自己評価の基準について、校長が示した学校の経営方針の意をくみ、組織の一員として具現化に取り組むことができたか、という点を挙げたのは、理にかなっていて説得力があります。対処についても具体的に述べられています。経験を積み重ねた先輩教師に学び、子供たちの育成に尽力したいという謙虚な姿勢、今後はよりいっそう主体的に取り組みたいという心意気にも好感を持ちました。

×回答

教員の使命は、子供たちに自ら学び生涯にわたり幸せに生きていく力を付けることです。その基礎は日々の授業によって培われるものと考えます。授業の多くは教科の指導が占めていることから授業力を重視します。従って私の自己評価の基準は子供たちが喜々として授業に参加し満足しているか否かが自己評価の基準であると捉えています。

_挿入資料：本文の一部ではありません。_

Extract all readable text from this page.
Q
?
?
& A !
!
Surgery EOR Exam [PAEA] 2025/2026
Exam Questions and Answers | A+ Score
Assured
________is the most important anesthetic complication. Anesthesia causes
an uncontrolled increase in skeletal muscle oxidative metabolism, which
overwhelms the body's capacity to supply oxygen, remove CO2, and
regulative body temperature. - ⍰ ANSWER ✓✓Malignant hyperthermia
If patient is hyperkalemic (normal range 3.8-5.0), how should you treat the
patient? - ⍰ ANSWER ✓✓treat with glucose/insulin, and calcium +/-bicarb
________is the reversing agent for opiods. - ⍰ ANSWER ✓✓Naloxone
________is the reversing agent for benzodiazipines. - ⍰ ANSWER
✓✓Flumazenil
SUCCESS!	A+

そのために、教材研究に努め、学習の狙いを明確にして子供たちが学習に没頭できる環境づくりにも努めてきました。最初に手掛けたことは教室環境の改善で他学級の教室を見せてもらい参考にしました。また、保護者から信頼され、子供たちが授業に集中している先輩教師から、重要なのは授業規律であると教えられ、その確立にも心掛けています。そのおかげで子供たちは大きく変容し成長したと思っています。今後は1単位時間のチェックポイントを作成して実践の充実に取り組みます。

【コメント】

教員の使命、良い授業の重要性の考え方は結構だと思います。一つ一つの取り組みもそれだけを見ると間違いではありません。しかし、自己評価をすることがなぜ重要なのかがこの回答からは読み取ることができません。自分はこのように取り組み成果を上げたと主張しているだけにも思います。独善を取り払い謙虚に実践・反省などを述べてもらいたいものです。